Después de torturar y matar a dos de los hombres que había apresado junto a Gaúl, y con la llave élfica en su poder, se encaminó hacia el Túmulo.

Entrar en el Gran Pantano fue una dura decisión. Sabía que, una vez allí, muchos de sus guerreros causarían baja, pero eso no le importó. Quería apresar y matar a aquellos que durante los últimos meses habían frustrado sus planes con los prisioneros.

Como bien había previsto, muchos de sus guerreros perdieron la vida al internarse en aquel paraje, pero su ejército era numeroso y no le importó. Incansablemente se fue acercando hasta el Túmulo y, una vez llegó ante la enorme piedra oscura, hizo llevar a Gaúl hasta él.

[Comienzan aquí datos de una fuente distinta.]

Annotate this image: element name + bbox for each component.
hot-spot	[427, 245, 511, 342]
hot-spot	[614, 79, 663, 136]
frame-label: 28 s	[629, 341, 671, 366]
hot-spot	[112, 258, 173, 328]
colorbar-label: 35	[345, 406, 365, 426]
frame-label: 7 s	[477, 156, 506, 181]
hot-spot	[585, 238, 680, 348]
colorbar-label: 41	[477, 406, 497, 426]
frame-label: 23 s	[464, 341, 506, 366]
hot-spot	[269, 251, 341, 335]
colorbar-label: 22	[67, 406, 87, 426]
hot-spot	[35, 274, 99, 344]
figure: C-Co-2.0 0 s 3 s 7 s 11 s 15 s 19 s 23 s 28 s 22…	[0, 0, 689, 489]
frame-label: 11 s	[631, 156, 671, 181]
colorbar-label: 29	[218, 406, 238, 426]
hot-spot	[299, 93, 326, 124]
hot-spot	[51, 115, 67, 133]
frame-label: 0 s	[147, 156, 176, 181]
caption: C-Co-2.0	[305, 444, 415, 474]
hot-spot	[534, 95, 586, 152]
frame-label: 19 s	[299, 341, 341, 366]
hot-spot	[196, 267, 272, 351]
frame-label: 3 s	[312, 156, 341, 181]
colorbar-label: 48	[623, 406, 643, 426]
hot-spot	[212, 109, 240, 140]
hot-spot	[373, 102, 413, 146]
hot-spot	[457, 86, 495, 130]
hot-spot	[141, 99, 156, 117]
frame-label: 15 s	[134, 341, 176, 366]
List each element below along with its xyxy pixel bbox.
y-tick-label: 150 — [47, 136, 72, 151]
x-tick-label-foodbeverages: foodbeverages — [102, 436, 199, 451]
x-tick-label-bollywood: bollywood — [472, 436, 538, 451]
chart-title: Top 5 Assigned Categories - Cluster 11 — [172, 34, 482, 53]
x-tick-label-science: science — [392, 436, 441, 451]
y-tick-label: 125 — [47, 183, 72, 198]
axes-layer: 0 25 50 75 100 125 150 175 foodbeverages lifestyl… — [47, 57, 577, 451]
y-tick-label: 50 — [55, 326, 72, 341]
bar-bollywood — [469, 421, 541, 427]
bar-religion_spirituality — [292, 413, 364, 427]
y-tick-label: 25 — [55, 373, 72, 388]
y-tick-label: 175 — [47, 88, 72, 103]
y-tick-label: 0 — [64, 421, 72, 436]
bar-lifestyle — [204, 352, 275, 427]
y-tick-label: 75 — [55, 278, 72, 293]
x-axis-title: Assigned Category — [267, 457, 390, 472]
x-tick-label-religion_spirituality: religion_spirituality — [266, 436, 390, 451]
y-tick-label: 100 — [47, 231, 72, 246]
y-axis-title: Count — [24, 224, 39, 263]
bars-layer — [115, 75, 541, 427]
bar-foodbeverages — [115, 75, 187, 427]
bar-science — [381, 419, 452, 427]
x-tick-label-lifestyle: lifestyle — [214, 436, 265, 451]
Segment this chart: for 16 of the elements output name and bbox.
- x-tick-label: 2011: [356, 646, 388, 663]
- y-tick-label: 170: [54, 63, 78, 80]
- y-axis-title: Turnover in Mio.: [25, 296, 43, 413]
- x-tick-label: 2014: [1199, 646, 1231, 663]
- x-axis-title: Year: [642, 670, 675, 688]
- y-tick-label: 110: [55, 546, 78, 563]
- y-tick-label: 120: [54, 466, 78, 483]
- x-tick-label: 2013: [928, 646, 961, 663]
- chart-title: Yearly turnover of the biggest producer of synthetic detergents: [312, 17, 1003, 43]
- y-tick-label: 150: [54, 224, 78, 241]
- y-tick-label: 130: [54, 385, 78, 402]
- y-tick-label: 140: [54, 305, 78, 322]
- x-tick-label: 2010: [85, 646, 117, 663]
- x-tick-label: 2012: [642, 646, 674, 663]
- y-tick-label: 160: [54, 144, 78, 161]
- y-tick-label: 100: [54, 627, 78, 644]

Éste, al que habían apaleado sus salvajes guerreros, fue llevado ante él. Sus hombres lo arrojaron a los pies de su tenebroso caballo y, tras desmontar, Dimas se agachó, lo cogió del pelo para que lo mirara y gritó mientras se sacaba un pequeño puñal de su cinto:

—El enano dijo que tus amigos vendrían hacia aquí, ¿dónde están?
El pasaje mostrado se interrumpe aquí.